Don’t Throw Away Your One Strength
As a wise man once said, “Why do they even have stores?” There’s a very good reason, as it turns out, but many stores appear to be working hard to destroy their one remaining important advantage.
And I’m going to tell you how to make sure this doesn’t happen to your live entertainment organization.
In-person retailers are on the ropes. They’re losing ground to the convenience and selection of online retailers while still having heavy cost structures. Despite this, in-person retailers have one edge versus online: You actually get to see and potentially even try the merchandise before you buy it. This is a big deal for a purchase like the one I was in the market for the other day: a new keyboard for my office computer.
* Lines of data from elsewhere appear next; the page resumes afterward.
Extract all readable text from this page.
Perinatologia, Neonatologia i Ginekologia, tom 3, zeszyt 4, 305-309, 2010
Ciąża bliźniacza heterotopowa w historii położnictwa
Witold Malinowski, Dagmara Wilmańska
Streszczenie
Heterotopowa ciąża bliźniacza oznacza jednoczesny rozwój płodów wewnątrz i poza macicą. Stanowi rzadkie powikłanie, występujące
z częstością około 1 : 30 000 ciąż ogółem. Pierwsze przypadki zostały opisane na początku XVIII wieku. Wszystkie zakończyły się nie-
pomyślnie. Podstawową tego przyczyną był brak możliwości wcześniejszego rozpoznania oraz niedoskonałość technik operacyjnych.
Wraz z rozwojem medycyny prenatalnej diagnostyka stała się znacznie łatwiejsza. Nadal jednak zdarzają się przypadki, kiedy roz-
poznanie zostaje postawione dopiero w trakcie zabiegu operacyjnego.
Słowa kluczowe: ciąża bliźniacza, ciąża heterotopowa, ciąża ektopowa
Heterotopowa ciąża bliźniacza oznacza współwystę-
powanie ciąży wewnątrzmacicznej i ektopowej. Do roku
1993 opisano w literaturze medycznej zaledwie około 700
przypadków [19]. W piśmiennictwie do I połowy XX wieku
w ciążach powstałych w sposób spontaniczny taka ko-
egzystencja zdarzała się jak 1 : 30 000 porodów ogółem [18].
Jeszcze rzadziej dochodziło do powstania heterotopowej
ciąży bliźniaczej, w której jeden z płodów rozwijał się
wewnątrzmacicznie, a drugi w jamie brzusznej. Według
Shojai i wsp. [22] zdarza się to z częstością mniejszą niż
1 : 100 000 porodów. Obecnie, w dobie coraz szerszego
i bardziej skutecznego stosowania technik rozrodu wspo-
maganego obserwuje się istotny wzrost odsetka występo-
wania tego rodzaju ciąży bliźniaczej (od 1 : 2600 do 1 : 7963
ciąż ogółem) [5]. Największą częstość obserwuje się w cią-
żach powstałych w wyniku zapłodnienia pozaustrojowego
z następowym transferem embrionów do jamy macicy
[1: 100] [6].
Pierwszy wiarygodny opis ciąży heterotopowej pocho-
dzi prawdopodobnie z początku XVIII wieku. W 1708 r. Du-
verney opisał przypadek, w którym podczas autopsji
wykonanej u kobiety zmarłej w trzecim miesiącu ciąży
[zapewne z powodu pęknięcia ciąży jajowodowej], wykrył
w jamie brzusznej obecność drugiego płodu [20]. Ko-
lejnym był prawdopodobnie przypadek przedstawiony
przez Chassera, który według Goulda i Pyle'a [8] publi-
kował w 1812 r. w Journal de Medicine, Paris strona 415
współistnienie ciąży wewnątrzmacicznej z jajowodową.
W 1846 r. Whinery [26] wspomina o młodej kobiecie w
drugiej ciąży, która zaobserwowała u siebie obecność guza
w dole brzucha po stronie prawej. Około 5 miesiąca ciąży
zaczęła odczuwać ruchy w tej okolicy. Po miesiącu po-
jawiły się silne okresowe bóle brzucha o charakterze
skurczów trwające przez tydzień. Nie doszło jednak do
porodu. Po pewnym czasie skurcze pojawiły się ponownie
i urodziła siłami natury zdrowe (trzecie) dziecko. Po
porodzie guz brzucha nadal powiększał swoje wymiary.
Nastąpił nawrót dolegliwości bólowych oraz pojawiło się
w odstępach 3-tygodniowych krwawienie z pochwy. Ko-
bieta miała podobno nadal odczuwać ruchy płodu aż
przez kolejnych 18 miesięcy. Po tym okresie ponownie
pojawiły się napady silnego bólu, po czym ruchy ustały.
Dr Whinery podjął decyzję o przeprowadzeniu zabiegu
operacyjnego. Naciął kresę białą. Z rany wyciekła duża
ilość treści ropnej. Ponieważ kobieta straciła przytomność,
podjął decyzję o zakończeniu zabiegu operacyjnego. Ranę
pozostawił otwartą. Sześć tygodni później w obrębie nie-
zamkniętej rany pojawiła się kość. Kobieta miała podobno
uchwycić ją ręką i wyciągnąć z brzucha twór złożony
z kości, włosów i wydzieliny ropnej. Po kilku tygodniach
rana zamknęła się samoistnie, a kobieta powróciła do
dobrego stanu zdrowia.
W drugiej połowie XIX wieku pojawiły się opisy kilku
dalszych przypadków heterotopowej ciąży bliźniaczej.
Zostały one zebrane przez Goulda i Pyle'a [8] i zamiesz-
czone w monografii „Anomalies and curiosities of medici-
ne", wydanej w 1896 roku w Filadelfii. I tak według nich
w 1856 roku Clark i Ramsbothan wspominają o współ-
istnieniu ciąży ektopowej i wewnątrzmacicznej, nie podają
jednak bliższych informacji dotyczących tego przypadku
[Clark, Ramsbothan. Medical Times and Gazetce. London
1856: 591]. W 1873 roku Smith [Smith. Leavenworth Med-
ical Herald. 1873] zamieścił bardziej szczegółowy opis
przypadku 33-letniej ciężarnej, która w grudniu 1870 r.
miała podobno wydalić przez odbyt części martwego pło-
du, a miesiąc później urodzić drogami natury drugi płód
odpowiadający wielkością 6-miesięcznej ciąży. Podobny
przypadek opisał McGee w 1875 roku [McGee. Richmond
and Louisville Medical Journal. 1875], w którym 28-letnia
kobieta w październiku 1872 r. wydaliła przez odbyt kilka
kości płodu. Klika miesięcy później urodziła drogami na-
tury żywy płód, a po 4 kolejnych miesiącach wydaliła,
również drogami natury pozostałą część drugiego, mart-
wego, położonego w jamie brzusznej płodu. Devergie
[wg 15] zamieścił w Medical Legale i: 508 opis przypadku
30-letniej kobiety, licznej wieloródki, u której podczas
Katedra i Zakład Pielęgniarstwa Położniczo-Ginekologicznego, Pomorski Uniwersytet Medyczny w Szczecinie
As a pretty good touch typist, the keyboard makes a big difference. A little spring to the keys speeds things up and reduces the number of errors in my typing. I know … you’re fascinated. But anyway, to be able to buy the right one, I actually have to touch the keyboard.
So off I went to … let’s just say the last remaining major national electronics retail chain, where I hoped to buy the best keyboard available for my particular typing style. Most of the keyboards were broken: keys missing and stuck. The one keyboard that I thought would probably do the job was not on display, so I surreptitiously opened the box, clacked the keys out of sight of the staff, verified its awesomeness, taped everything back up and took it to the register.
Naturally, on my way, being an early adopter for most electronic stuff I had to check a few things out. So I dropped by the mobile phone section. All the phones were stuck down with those incredibly bulky black security devices on the back. This was true for even the dummy phones, which are really just plastic models of the phone in question with a picture of a typical homescreen on the front.
Wait … let’s pause there. You don’t actually get to see the phone. You get to see a plastic imitation of a phone, if it were attached to a giant plastic security device and a long cord. Useless. Barely better than a picture on a screen. Actually worse, since many online representations of phones are interactive.
So, moving on from there, I went to the smartwatch section. I’m a big-time early adopter here. I really liked the Pebble ’til it kinda fell apart, so I’m interested to see what the next gen smartwatches look like. Here’s what I got to see:
That’s right. To “see” the watches advertised on all the posters in the store, I had to “see a customer specialist.” I think I speak for every customer whose ever gone to this store in any location when I say that the last thing in the world I want to do is chase down one of your “customer specialists.”
In fact, the ONLY things actually on display in the entire section were these little pieces of film you put over the face of the watch either for privacy or to prevent scratches. They’re $14.99, if you’re interested.
This organization, and indeed most in-person retailers, doesn’t seem to understand that this ONE thing is what they’ve got to work with: The ability to see and try the actual product (and the ability to just go ahead and buy it right then and there) IS what an offline retailer should be all about if they plan to exist in a decade. Instead, the displays are poorly laid out, the stuff is broken or incomplete, help is nowhere to be found and the products on display are either not real (like the mobile phones) or just not there.
You’re repenting of your ONE strength.
Live entertainment has many of the same qualities. It’s inconvenient, it’s expensive and so forth. But it has one unbelievable strength, and it’s the fact that the person is ACTUALLY there, experiencing it as they never could at home. But you could easily turn that strength into a liability, as many offline retailers have done, by forgetting that every little thing about the experience matters, and that, as Jordan Roth says, the experience needs to be a live one.
You’ve got to make your strength pay off.
So, here’s my challenge to you. You probably can relate to my experience as a customer in the store in this example. It was pretty underwhelming, even though I actually made a purchase. Put yourself in that frame of mind, and go to one of your own productions.
Where are the points where you’re making less of your strengths than you could? It doesn’t even have to be bad. Just find the places where it’s underwhelming, and then make it better. If you’re not involved in the show itself, do this with the rest of the experience. If you’re involved with the show, think of it in terms of the show. If you’re involved in both, then look at it holistically.
People used to admire certain retailers for the panache they brought to the customer experience, including this particular retailer. They don’t do that so much anymore. That’s a shame because there’s a real role to be played by them.
But that’s a secondary issue for me right now, because my real message is to live entertainment: Don’t go down this road. Think about it now. Make it better, even when it’s not bad.
The live entertainment experience is about being great, not being pretty good. Let’s make sure we rise to that challenge.